Monthly Archives: December 2010

December 3, 2010

CGI

A problem with CGI (I’m tempted to say the problem, because it’s a problem I think a lot of people have been tacitly aware of for a long time – but there are always more problems…) is that it uses technology to relieve artists of responsibilities that are, in fact, essential to art. Traditional animation has generally been pretty reductive and simplistic about representing three-dimensional space not because it was impossible to represent it dynamically and more accurately, but because it wasn’t deemed important. That assessment was an artistic judgment – the degree to which (and way in which) three dimensions are represented in art is, and has always been, an artistic decision.

The underlying rendering processes used in CGI are, effectively, artistic choices. And yet, though artists may well be choosing levels of lighting and blur and atmosphere and reflectivity and so forth and so forth, the fundamental programming behind the 3D data structures and the processes used to render them have been devised not by those artists, but by technicians, programmers – essentially scientific minds occupied with geometries and algorithms, the rational quantification of optics. Some poetry and inspiration is certainly involved in that process, and has been injected into it, and we do feel it in CGI, where the sense of space itself is often grippingly intense. But the conception of space in CGI is and has always been limited to the conception of space in the minds of the self-selected few who write the software. Their assumptions are then taken on by the animators and special-effectsers and game-designers etc. etc. as though they are facts of reality, when in fact they are merely artistic choices that, having been stated as axioms, drastically limit the range of expression.

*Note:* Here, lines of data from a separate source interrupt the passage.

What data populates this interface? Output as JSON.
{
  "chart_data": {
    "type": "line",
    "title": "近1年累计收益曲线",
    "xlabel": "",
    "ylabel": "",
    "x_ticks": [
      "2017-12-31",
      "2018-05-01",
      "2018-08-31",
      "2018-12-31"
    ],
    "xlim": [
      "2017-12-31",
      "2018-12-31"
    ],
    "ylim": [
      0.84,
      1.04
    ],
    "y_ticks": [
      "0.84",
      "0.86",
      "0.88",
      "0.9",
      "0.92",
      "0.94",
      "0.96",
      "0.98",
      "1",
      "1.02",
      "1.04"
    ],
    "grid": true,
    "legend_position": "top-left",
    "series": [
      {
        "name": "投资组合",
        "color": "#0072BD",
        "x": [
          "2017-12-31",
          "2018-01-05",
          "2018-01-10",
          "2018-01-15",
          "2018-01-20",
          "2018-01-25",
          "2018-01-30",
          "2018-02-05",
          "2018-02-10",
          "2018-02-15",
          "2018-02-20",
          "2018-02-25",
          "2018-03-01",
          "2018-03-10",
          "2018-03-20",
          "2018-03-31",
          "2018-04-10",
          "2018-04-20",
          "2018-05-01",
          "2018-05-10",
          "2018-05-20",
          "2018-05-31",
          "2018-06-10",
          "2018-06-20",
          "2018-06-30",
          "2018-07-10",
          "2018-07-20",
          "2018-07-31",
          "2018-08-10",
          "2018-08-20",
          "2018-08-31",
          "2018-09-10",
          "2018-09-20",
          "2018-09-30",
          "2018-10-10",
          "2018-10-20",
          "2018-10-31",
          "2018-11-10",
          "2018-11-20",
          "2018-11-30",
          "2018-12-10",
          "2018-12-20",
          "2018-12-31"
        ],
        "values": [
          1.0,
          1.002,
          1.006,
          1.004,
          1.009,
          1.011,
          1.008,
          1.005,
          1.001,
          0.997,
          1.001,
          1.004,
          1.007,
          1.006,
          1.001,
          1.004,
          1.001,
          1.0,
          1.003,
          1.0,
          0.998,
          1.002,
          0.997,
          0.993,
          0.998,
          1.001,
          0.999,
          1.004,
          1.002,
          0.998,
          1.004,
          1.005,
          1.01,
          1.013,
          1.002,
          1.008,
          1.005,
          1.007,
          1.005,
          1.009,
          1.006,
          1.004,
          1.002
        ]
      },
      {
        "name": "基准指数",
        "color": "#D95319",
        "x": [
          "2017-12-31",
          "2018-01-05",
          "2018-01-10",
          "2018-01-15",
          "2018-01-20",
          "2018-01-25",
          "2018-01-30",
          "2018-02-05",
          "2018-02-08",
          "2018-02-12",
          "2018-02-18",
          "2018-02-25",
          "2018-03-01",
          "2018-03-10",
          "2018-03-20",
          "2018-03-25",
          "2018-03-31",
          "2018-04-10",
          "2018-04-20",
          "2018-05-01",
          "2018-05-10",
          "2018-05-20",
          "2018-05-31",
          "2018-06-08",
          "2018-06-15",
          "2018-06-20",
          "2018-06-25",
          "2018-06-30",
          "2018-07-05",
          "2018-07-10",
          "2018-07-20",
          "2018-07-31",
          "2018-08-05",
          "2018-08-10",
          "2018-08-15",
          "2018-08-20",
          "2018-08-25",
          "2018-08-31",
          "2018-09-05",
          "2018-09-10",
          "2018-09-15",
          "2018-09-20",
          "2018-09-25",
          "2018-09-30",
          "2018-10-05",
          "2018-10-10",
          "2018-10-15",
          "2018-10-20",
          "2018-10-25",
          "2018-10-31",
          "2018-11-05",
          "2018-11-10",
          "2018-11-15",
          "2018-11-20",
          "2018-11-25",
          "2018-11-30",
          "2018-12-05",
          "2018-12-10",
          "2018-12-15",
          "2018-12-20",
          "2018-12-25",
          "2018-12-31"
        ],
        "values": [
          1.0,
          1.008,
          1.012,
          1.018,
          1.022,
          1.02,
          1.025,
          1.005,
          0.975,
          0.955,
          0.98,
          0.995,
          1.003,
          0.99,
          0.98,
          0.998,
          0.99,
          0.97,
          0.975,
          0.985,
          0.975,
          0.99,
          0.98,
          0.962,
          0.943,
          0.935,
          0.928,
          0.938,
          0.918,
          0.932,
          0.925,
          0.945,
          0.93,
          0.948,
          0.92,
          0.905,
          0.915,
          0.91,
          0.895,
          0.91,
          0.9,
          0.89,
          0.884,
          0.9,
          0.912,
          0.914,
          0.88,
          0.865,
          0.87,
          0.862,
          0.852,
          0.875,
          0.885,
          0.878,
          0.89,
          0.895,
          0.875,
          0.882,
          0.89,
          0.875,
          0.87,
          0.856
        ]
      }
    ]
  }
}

Disney announced some years ago that their new Rapunzel movie, just now released, was going to be inspired by the look of Fragonard’s The Swing. By limiting the realm of that inspiration to, essentially, the forms, textures and lighting, the artists ensured that the movie would not, in fact, look like Fragonard – it would look like more CGI. Because the real choices had been made for them by programmers long ago.

Might it be possible to program a computer to think about “space” – not just surfaces, but space itself – in thousands of different poetic ways, which is what artists do? I don’t see why not. The problem is only that quantifying such a model would be very difficult and require profound inspiration crossing technical and artistic borders, of a kind that I think few people have. But perhaps there are more such people in this generation than in the previous one that wrote the rules about 3D years and years ago.

Maybe a place to start – baby steps! – would be to leave 3D modeling as it currently stands, but then construct a second programmatic layer of poetic interpretation before rendering. Not just optical, camera’s-eye interpretation, but actual global re-thinking, based on color values, or object significance, or psychological factors, or whatever an artist deems important to his/her view of reality. Only then do you bring in the camera.

Until we have at least that, all CGI is going to feel to me like just another work by that same geeky guy with no taste who fancies himself an artist, which has then been desperately polished by other hands with more or less skill. Which is how it feels now.